🖊️ Ingrid Kjerstad/Norwegian Polar Institute
📷 AWI, NPI
🔗 The Atmosphere Flagship

The Zeppelin observatory has now got a new instrument! An international team of researchers are setting up a Portable Ice Nucleation Experiment system called the PINE-instrument on the Zeppelin mountain, 472 meter above sea level.

More precise models

Particles called ice-nucleating particles (INPs) are important in the different phases a cloud goes through. The different phases affect the clouds radiative properties as well as its precipitation (Figure 1). Climate predictability in the future can be improved by understanding the microphysical processes behind INPs.

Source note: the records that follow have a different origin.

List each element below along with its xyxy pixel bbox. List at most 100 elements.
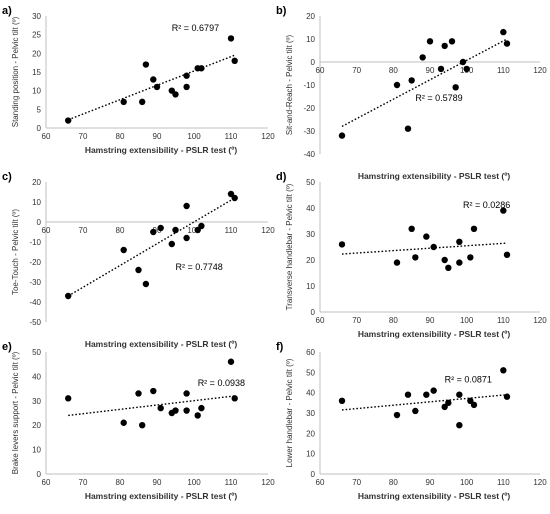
y-tick-label-c: -30 xyxy=(29,278,41,287)
data-point-b xyxy=(463,65,470,73)
x-tick-label-d: 100 xyxy=(460,316,474,325)
data-point-d xyxy=(408,225,415,232)
data-point-b xyxy=(503,40,511,47)
data-point-d xyxy=(423,233,430,240)
y-axis-title-b: Sit-and-Reach - Pelvic tilt (º) xyxy=(285,35,294,136)
x-axis-title-d: Hamstring extensibility - PSLR test (º) xyxy=(358,329,511,339)
data-point-a xyxy=(183,83,190,91)
data-point-b xyxy=(426,38,434,45)
y-tick-label-f: 60 xyxy=(306,348,315,357)
data-point-f xyxy=(445,399,452,407)
x-tick-label-a: 70 xyxy=(79,132,88,141)
x-tick-label-b: 110 xyxy=(497,66,510,75)
data-point-d xyxy=(470,225,478,232)
y-tick-label-c: -50 xyxy=(29,318,41,327)
y-axis-title-d: Transverse handlebar - Pelvic tilt (º) xyxy=(285,183,294,310)
x-tick-label-e: 120 xyxy=(261,478,275,487)
trendline-b xyxy=(341,38,508,128)
data-point-e xyxy=(183,407,190,414)
y-tick-label-a: 30 xyxy=(32,12,41,21)
x-tick-label-c: 110 xyxy=(225,226,238,235)
y-tick-label-e: 40 xyxy=(32,372,41,381)
data-point-a xyxy=(231,57,238,64)
data-point-f xyxy=(338,397,346,404)
panel-label-d: d) xyxy=(276,171,287,183)
x-tick-label-c: 60 xyxy=(42,226,51,235)
data-point-d xyxy=(456,238,463,245)
y-axis-title-f: Lower handlebar - Pelvic tilt (º) xyxy=(285,358,294,467)
x-tick-label-a: 60 xyxy=(42,132,51,141)
y-tick-label-b: -40 xyxy=(303,150,315,159)
data-point-b xyxy=(404,125,412,132)
y-tick-label-f: 40 xyxy=(306,389,315,398)
data-point-b xyxy=(441,42,448,50)
data-point-f xyxy=(456,391,463,398)
data-point-b xyxy=(459,58,467,66)
data-point-c xyxy=(183,202,190,210)
r-squared-label-b: R² = 0.5789 xyxy=(415,93,462,103)
data-point-e xyxy=(65,395,72,402)
data-point-c xyxy=(172,226,179,234)
y-tick-label-d: 10 xyxy=(306,282,315,291)
y-tick-label-d: 50 xyxy=(306,178,315,187)
y-tick-label-c: -10 xyxy=(29,238,41,247)
chart-panel-e: e) 0 10 20 30 40 50 60 70 80 90 100 110 120 Hamstring … xyxy=(2,341,275,501)
data-point-b xyxy=(393,81,401,89)
data-point-d xyxy=(500,207,507,214)
y-tick-label-f: 10 xyxy=(306,450,315,459)
x-tick-label-e: 70 xyxy=(79,478,88,487)
x-tick-label-f: 100 xyxy=(460,478,474,487)
y-tick-label-c: -40 xyxy=(29,298,41,307)
data-point-a xyxy=(172,91,179,98)
x-tick-label-a: 110 xyxy=(225,132,238,141)
x-tick-label-f: 110 xyxy=(497,478,510,487)
y-tick-label-c: 20 xyxy=(32,178,41,187)
x-tick-label-f: 80 xyxy=(389,478,398,487)
y-tick-label-c: 0 xyxy=(37,218,42,227)
panel-label-a: a) xyxy=(2,5,12,17)
y-tick-label-b: -10 xyxy=(303,81,315,90)
data-point-e xyxy=(227,358,235,365)
y-tick-label-e: 0 xyxy=(37,470,42,479)
data-point-e xyxy=(139,422,146,429)
chart-panel-f: f) 0 10 20 30 40 50 60 60 70 80 90 100 110 120 Hamstrin… xyxy=(276,341,547,501)
data-point-a xyxy=(153,83,161,91)
x-tick-label-b: 60 xyxy=(316,66,325,75)
y-tick-label-d: 20 xyxy=(306,256,315,265)
trendline-a xyxy=(67,54,235,121)
y-tick-label-b: 10 xyxy=(306,35,315,44)
data-point-b xyxy=(452,84,459,91)
data-point-b xyxy=(408,77,415,84)
x-tick-label-a: 100 xyxy=(187,132,201,141)
panel-label-b: b) xyxy=(276,5,287,17)
data-point-a xyxy=(142,61,150,68)
x-tick-label-a: 90 xyxy=(153,132,162,141)
panel-label-f: f) xyxy=(276,341,284,353)
r-squared-label-e: R² = 0.0938 xyxy=(198,378,245,388)
r-squared-label-c: R² = 0.7748 xyxy=(176,262,223,272)
y-tick-label-b: 20 xyxy=(306,12,315,21)
chart-panel-a: a) 0 5 10 15 20 25 30 60 70 80 90 100 110 120 Hamstring… xyxy=(2,5,275,155)
chart-panel-b: b)-40-30-20-100102060708090100110120Hams… xyxy=(276,5,547,181)
data-point-a xyxy=(183,72,190,79)
data-point-a xyxy=(227,35,235,42)
data-point-b xyxy=(338,132,346,139)
data-point-d xyxy=(456,259,463,266)
x-tick-label-b: 120 xyxy=(533,66,547,75)
x-tick-label-e: 110 xyxy=(225,478,238,487)
x-tick-label-b: 70 xyxy=(352,66,361,75)
y-tick-label-e: 50 xyxy=(32,348,41,357)
data-point-c xyxy=(183,234,190,242)
x-axis-title-f: Hamstring extensibility - PSLR test (º) xyxy=(358,491,511,501)
data-point-d xyxy=(412,254,419,261)
data-point-b xyxy=(500,28,507,36)
data-point-e xyxy=(198,404,205,412)
data-point-c xyxy=(157,224,164,232)
y-tick-label-f: 50 xyxy=(306,368,315,377)
y-tick-label-a: 5 xyxy=(37,105,42,114)
data-point-f xyxy=(456,422,463,429)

With climate change and more extreme weather this is an important knowledge gap to bridge to get more precise weather models and forecasts.

(a) For high INP concentrations ([INP]) a warming temperature (T+) shifts the 0 °C isotherm to higher altitudes, effectively reducing the amount of ice in the cloud and leading to a strong negative feedback. (b) In the case of low INP concentrations, a warming will lead to the same affect albeit weaker. (c) For just an increase in INP concentration, the ice phase will increase, leading to a positive feedback (adapted from B. J. Murray et al., 2021, doi: 10.5194/acp-21-665-2021).

Clouds in a chamber

The PINE instrument will produce clouds inside a chamber to investigate the ice nucleating ability of aerosols in the Arctic. This makes the researchers able to study the extent of the INPs influence on the cloud droplets. The INPs are quite rare (sometimes only one in a million), which challenges measurement techniques. With the use of the PINE instrument the researchers can control and count ice crystals under different conditions that gives input to how clouds form and behave in terms of precipitation and radiation. As the instrument is operated remotely earlier techniques with filtering samples is replaced with an instrument that can measure with a higher temporal resolution albeit a decreased signal threshold.

International team

The research group behind the studies on INPs come from the US, Germany, and Italy. Hosted by the French-German research station AWIPEV and in collaboration with the Italian station Dirigibile Italia, the researchers conduct an extensive field campaign in the period from mid-March to mid-April 2023 to study in detail the seasonal changes in the Arctic atmosphere throughout the winter-summer transition period.

An international team of researchers; from left to right: Jacob Hurst (WTAMU), Luca Teruzzi (UniMi), Marco Potenza (UniMi), Ombretta Dell’Acqua (CNR), Sandro Dahlke (AWI), Alexander Böhmländer (KIT), Tim Lippmann (KIT), Naruki Hiranuma (WTAMU).

Future perspectives

The PINE will be deployed for a full year to study seasonal changes in INP concentration in the high Arctic. Additionally, in spring 2024 the vertical resolution of measurements will be investigated by measuring INPs on-board of a self-build unmanned aerial vehicle.